Le MAGue : Vous avez fréquenté Nicolas Sarkozy au Conseil municipal de Neuilly pendant 20 ans, diriez-vous que c’est un homme ouvert d’ordinaire ?
Lucienne Buton : Nicolas Sarkozy n’est pas un homme ouvert, sauf pour ce qui l’intéresse ; il n’est pas du tout à l’écoute des autres. Ce n’est qu’à partir de son 2ème mandat qu’il a commencé à ouvrir les commissions à l’opposition, sans toutefois leur donner de responsabilité… les dossiers arrivant sur la table ficelés d’avance. À mon avis, c’est ainsi qu’il procède avec les ministres.
Le MAGue : Connaissez-vous David Martinon, son porte-parole qu’il s’est proposé de présenter comme tête de liste aux élections municipales à Neuilly ?

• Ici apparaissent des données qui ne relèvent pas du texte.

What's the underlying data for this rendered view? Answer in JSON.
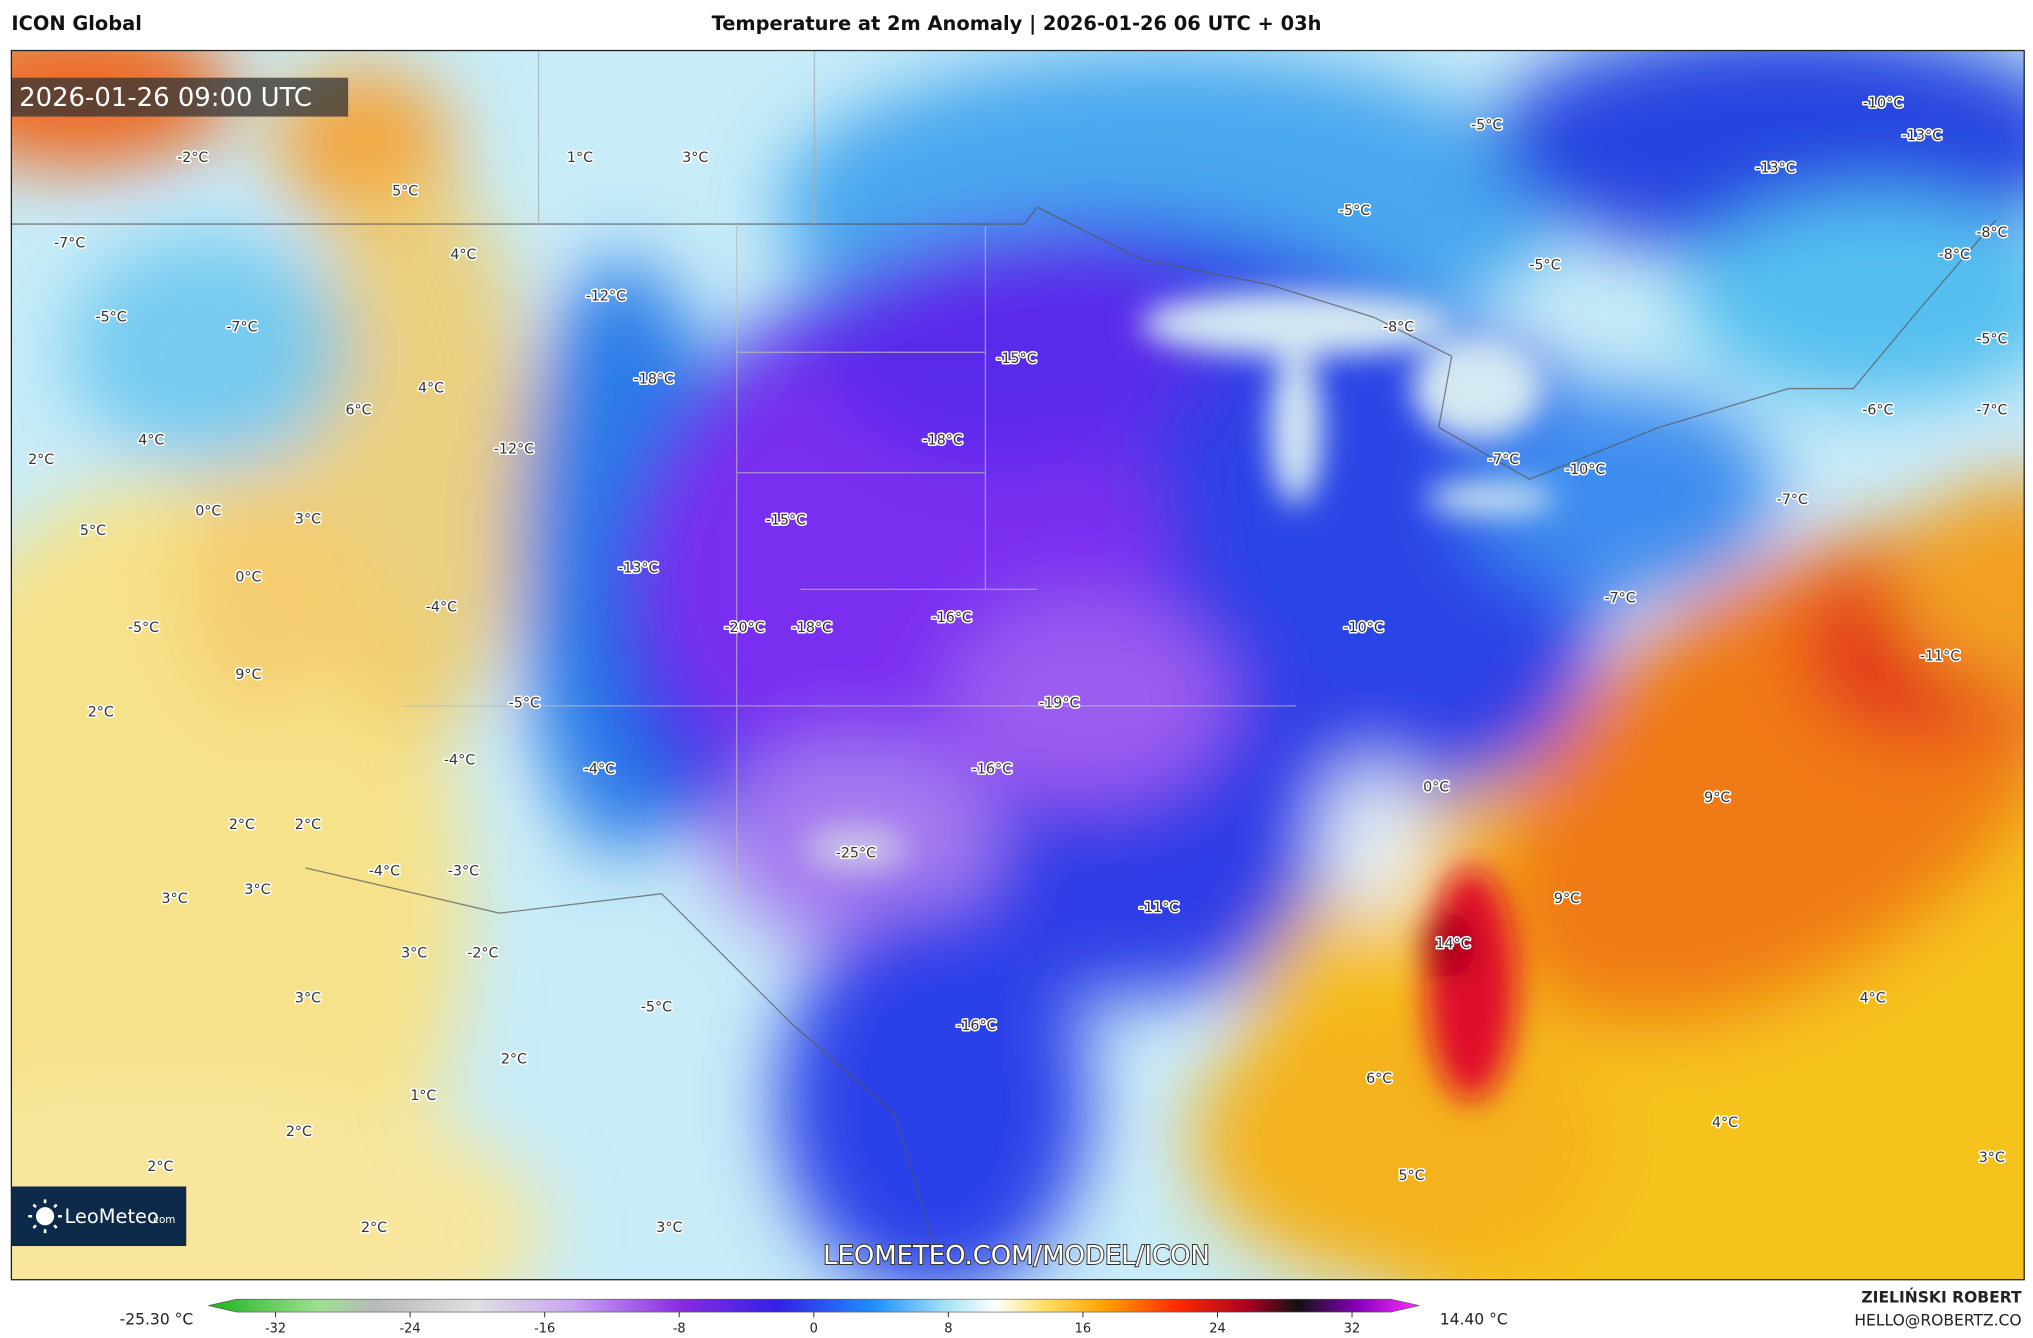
{
  "header": {
    "model": "ICON Global",
    "title": "Temperature at 2m Anomaly | 2026-01-26 06 UTC + 03h"
  },
  "map": {
    "timestamp": "2026-01-26 09:00 UTC",
    "labels": [
      "1°C",
      "3°C",
      "-2°C",
      "5°C",
      "-5°C",
      "-10°C",
      "-13°C",
      "-13°C",
      "-5°C",
      "-5°C",
      "-8°C",
      "-8°C",
      "4°C",
      "-12°C",
      "-7°C",
      "-5°C",
      "-7°C",
      "-8°C",
      "-5°C",
      "-15°C",
      "-18°C",
      "4°C",
      "6°C",
      "4°C",
      "-12°C",
      "-18°C",
      "-6°C",
      "-7°C",
      "2°C",
      "-7°C",
      "-10°C",
      "-7°C",
      "0°C",
      "3°C",
      "5°C",
      "-15°C",
      "-13°C",
      "0°C",
      "-4°C",
      "-16°C",
      "-20°C",
      "-18°C",
      "-10°C",
      "-7°C",
      "-5°C",
      "9°C",
      "-11°C",
      "2°C",
      "-5°C",
      "-19°C",
      "-4°C",
      "-4°C",
      "-16°C",
      "0°C",
      "9°C",
      "2°C",
      "2°C",
      "-25°C",
      "-3°C",
      "-4°C",
      "3°C",
      "3°C",
      "9°C",
      "-11°C",
      "14°C",
      "3°C",
      "-2°C",
      "3°C",
      "4°C",
      "-5°C",
      "-16°C",
      "6°C",
      "2°C",
      "1°C",
      "4°C",
      "2°C",
      "2°C",
      "3°C",
      "5°C",
      "2°C",
      "3°C"
    ],
    "watermark": "LEOMETEO.COM/MODEL/ICON",
    "logo": {
      "name": "LeoMeteo",
      "suffix": ".com"
    }
  },
  "colorbar": {
    "min_label": "-25.30 °C",
    "max_label": "14.40 °C",
    "lim": [
      -36,
      36
    ],
    "ticks": [
      -32,
      -24,
      -16,
      -8,
      0,
      8,
      16,
      24,
      32
    ]
  },
  "footer": {
    "author": "ZIELIŃSKI ROBERT",
    "email": "HELLO@ROBERTZ.CO"
  }
}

Lucienne Buton : Non, je l’ai vu pour la première fois lundi à la télévision. Il n’habite pas Neuilly. Je ne voudrais pas être à sa place : je suis une femme libre.
Le MAGue : Quelle est d’après-vous l’idée de Nicolas Sarkozy ?

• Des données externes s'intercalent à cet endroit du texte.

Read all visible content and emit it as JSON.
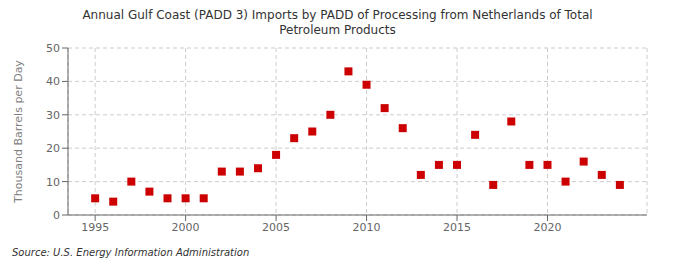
{
  "chart_data": {
    "type": "scatter",
    "title": "Annual Gulf Coast (PADD 3) Imports by PADD of Processing from Netherlands of Total\nPetroleum Products",
    "ylabel": "Thousand Barrels per Day",
    "source": "Source: U.S. Energy Information Administration",
    "x": [
      1995,
      1996,
      1997,
      1998,
      1999,
      2000,
      2001,
      2002,
      2003,
      2004,
      2005,
      2006,
      2007,
      2008,
      2009,
      2010,
      2011,
      2012,
      2013,
      2014,
      2015,
      2016,
      2017,
      2018,
      2019,
      2020,
      2021,
      2022,
      2023,
      2024
    ],
    "values": [
      5,
      4,
      10,
      7,
      5,
      5,
      5,
      13,
      13,
      14,
      18,
      23,
      25,
      30,
      43,
      39,
      32,
      26,
      12,
      15,
      15,
      24,
      9,
      28,
      15,
      15,
      10,
      16,
      12,
      9
    ],
    "xlim": [
      1993.5,
      2025.5
    ],
    "ylim": [
      0,
      50
    ],
    "xticks": [
      1995,
      2000,
      2005,
      2010,
      2015,
      2020
    ],
    "yticks": [
      0,
      10,
      20,
      30,
      40,
      50
    ],
    "grid": true,
    "color": "#cc0000",
    "marker": "square"
  }
}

Lucienne Buton : Lorsqu’il dit qu’il veut assurer la suite de la mairie, ce n’est pas vrai puisque sa suite est déjà assurée par Louis-Charles Bary. Il impose un candidat qui sera à ses ordres.
Le MAGue : Ce parachutage correspond-il à son tempérament ?
Lucienne Buton : C’est sa manière de fonctionner.
Le MAGue : La présentation de David Martinon aux électeurs de Neuilly a provoqué un tollé, n’est-ce pas ?
Lucienne Buton : Les journaux disent que ça va diviser la droite, mais elle se mettra d’accord pour former un Conseil municipal UMP. Il y aura plusieurs listes, mais c’est de l’affichage : nous avons déjà connu cela à Neuilly.
Le MAGue : Cette idée vous paraît-elle compatible avec sa stratégie d’ouverture ?
Lucienne Buton : Ce n’est pas de l’ouverture que d’amener son correspondant privé pour diriger le conseil municipal. C’est tout le contraire !
Le MAGue : Qu’en pensez-vous dans votre section ?
Le Parti socialiste ne peut pas être d’accord avec ça. Il s’agit du président de la République, c’est le fait du prince.